Posts Tagged ‘chickens’

The joys and agonies of bookmaking

Early in 2016, my sister Caroline Kurtz and I took a group of artists to Maji, Ethiopia, the place where she and I spent long, magical days making up and acting out stories–and where I learned to read.

artist car

When we returned to Addis Ababa, we tried our hand at a bookmaking workshop–the first time I truly faced the challenges of actually creating books rather than being the person who writes the words.


Luckily for me, one of the artists from the trip–Troy Zaushny–took the individual pictures children had created after listening to Yacob and Nahosenay read the stories aloud and used digital design to create a digital version of a first book.


My dream was to have playful, appealing, colorful, culturally appropriate and easy-to-read books in local languages. Back in Portland, Caroline and I found ready volunteers to help with writing and illustration…we had to hunt much harder and follow many dead-end paths with translation and design. In the end, under the guidance of East Side Printing here in Portland, we did a lot of the layout ourselves, discovering why book publishers have to hire people to handle design, fonts, copy editing, etc. What an education!
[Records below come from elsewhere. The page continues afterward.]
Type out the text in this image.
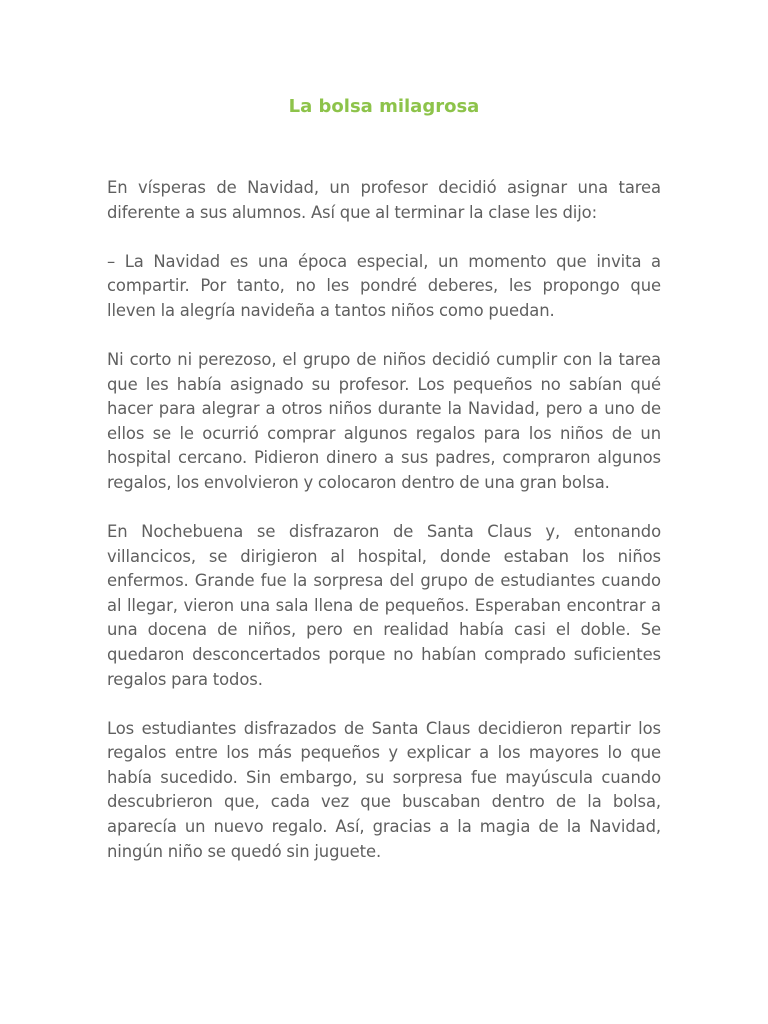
La bolsa milagrosa

En vísperas de Navidad, un profesor decidió asignar una tarea diferente a sus alumnos. Así que al terminar la clase les dijo:

– La Navidad es una época especial, un momento que invita a compartir. Por tanto, no les pondré deberes, les propongo que lleven la alegría navideña a tantos niños como puedan.

Ni corto ni perezoso, el grupo de niños decidió cumplir con la tarea que les había asignado su profesor. Los pequeños no sabían qué hacer para alegrar a otros niños durante la Navidad, pero a uno de ellos se le ocurrió comprar algunos regalos para los niños de un hospital cercano. Pidieron dinero a sus padres, compraron algunos regalos, los envolvieron y colocaron dentro de una gran bolsa.

En Nochebuena se disfrazaron de Santa Claus y, entonando villancicos, se dirigieron al hospital, donde estaban los niños enfermos. Grande fue la sorpresa del grupo de estudiantes cuando al llegar, vieron una sala llena de pequeños. Esperaban encontrar a una docena de niños, pero en realidad había casi el doble. Se quedaron desconcertados porque no habían comprado suficientes regalos para todos.

Los estudiantes disfrazados de Santa Claus decidieron repartir los regalos entre los más pequeños y explicar a los mayores lo que había sucedido. Sin embargo, su sorpresa fue mayúscula cuando descubrieron que, cada vez que buscaban dentro de la bolsa, aparecía un nuevo regalo. Así, gracias a la magia de la Navidad, ningún niño se quedó sin juguete.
But a year later, WEEMA, an NGO that works in the rural area of Kembata-Tembaro where they have built a public library and started some kindergartens, got a donation for 600 books. Caroline will also carry some books for an Ethiopia Reads school in Oromia when she travels to Ethiopia next month. What an accomplishment of volunteers using their talents to share book love!


Can’t wait to start on the next ten!



Revision…and appetite…and bring on the chickens.

Revision time.

I am in Boston on the edge of my annual writing retreat…it’s shocking to think that this group has been getting together for something like seventeen years.  Our lives, our writing, our despairs, our soaring bits…they are woven together.  Nancy Werlin and I went to Dian Curtis Regan’s wedding in Colorado Springs this summer, for example.  And now we’re together as our writer selves.
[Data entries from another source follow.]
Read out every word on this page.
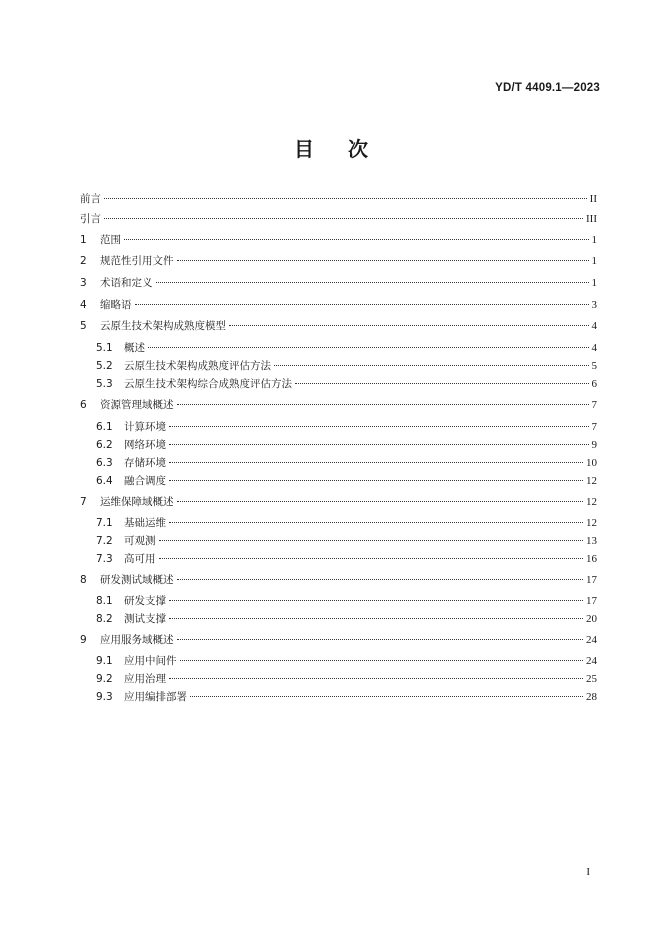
YD/T 4409.1—2023
目 次
前言	II
引言	III
1	范围	1
2	规范性引用文件	1
3	术语和定义	1
4	缩略语	3
5	云原生技术架构成熟度模型	4
5.1	概述	4
5.2	云原生技术架构成熟度评估方法	5
5.3	云原生技术架构综合成熟度评估方法	6
6	资源管理域概述	7
6.1	计算环境	7
6.2	网络环境	9
6.3	存储环境	10
6.4	融合调度	12
7	运维保障域概述	12
7.1	基础运维	12
7.2	可观测	13
7.3	高可用	16
8	研发测试域概述	17
8.1	研发支撑	17
8.2	测试支撑	20
9	应用服务域概述	24
9.1	应用中间件	24
9.2	应用治理	25
9.3	应用编排部署	28
I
We are ready to talk (or I am, anyway) about chickens and how they fit or don’t fit into our scenes.  We are ready (or I am, anyway) to revise.


I used to hate it.

Sometimes I still do.

But sometimes I love the process of cutting and chopping and mixing and tasting and sampling and tossing things out and moving things around.
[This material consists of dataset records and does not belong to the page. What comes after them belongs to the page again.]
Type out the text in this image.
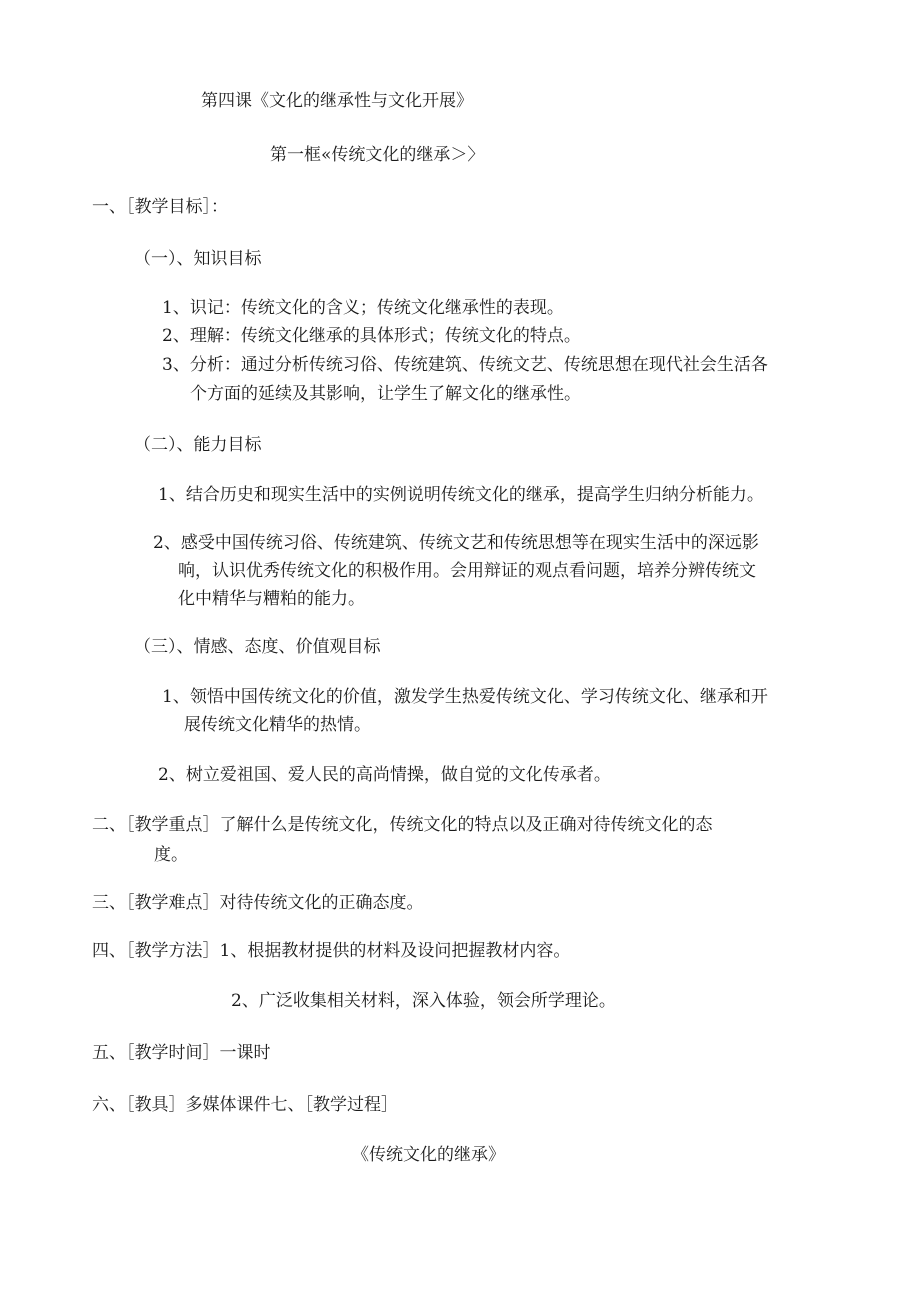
第四课《文化的继承性与文化开展》
第一框«传统文化的继承＞〉
一、［教学目标］：
（一）、知识目标
1、识记：传统文化的含义；传统文化继承性的表现。
2、理解：传统文化继承的具体形式；传统文化的特点。
3、分析：通过分析传统习俗、传统建筑、传统文艺、传统思想在现代社会生活各
个方面的延续及其影响，让学生了解文化的继承性。
（二）、能力目标
1、结合历史和现实生活中的实例说明传统文化的继承，提高学生归纳分析能力。
2、感受中国传统习俗、传统建筑、传统文艺和传统思想等在现实生活中的深远影
响，认识优秀传统文化的积极作用。会用辩证的观点看问题，培养分辨传统文
化中精华与糟粕的能力。
（三）、情感、态度、价值观目标
1、领悟中国传统文化的价值，激发学生热爱传统文化、学习传统文化、继承和开
展传统文化精华的热情。
2、树立爱祖国、爱人民的高尚情操，做自觉的文化传承者。
二、［教学重点］了解什么是传统文化，传统文化的特点以及正确对待传统文化的态
度。
三、［教学难点］对待传统文化的正确态度。
四、［教学方法］1、根据教材提供的材料及设问把握教材内容。
2、广泛收集相关材料，深入体验，领会所学理论。
五、［教学时间］一课时
六、［教具］多媒体课件七、［教学过程］
《传统文化的继承》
Adding a shake of a spice here and a little crunch there.

One of my favorite books talks about revision in terms of appetite.  We have some vague understanding of our readers’ appetite for a bit of color here and a change of pace there and some tension or some laughter.  Ingredients.

We sample and taste and say, “Hmmm.  Needs something.”  We try something new.  We sample and taste again.

Sometimes we ask our skilled reader friends to take a taste.

The Vermont College MFA program where I teach understands the power of good readers who will talk about what’s happening to them as they read our words–the movies in their mind, as one writing guru puts it.

And now I get to be student…of my own writing–for at least a week.

It’s exciting.  When kids ask me, “Who’s your favorite author?” I talk about this group of writers.  Generous.  Warm.  Funny.  Tough.

When I was a kid growing up in Ethiopia and going to a small school, I never met any authors.  I never even thought about the authors of the books I loved.  And now I get to learn from authors.


Bring on the despair.  And the joy.  And the chickens.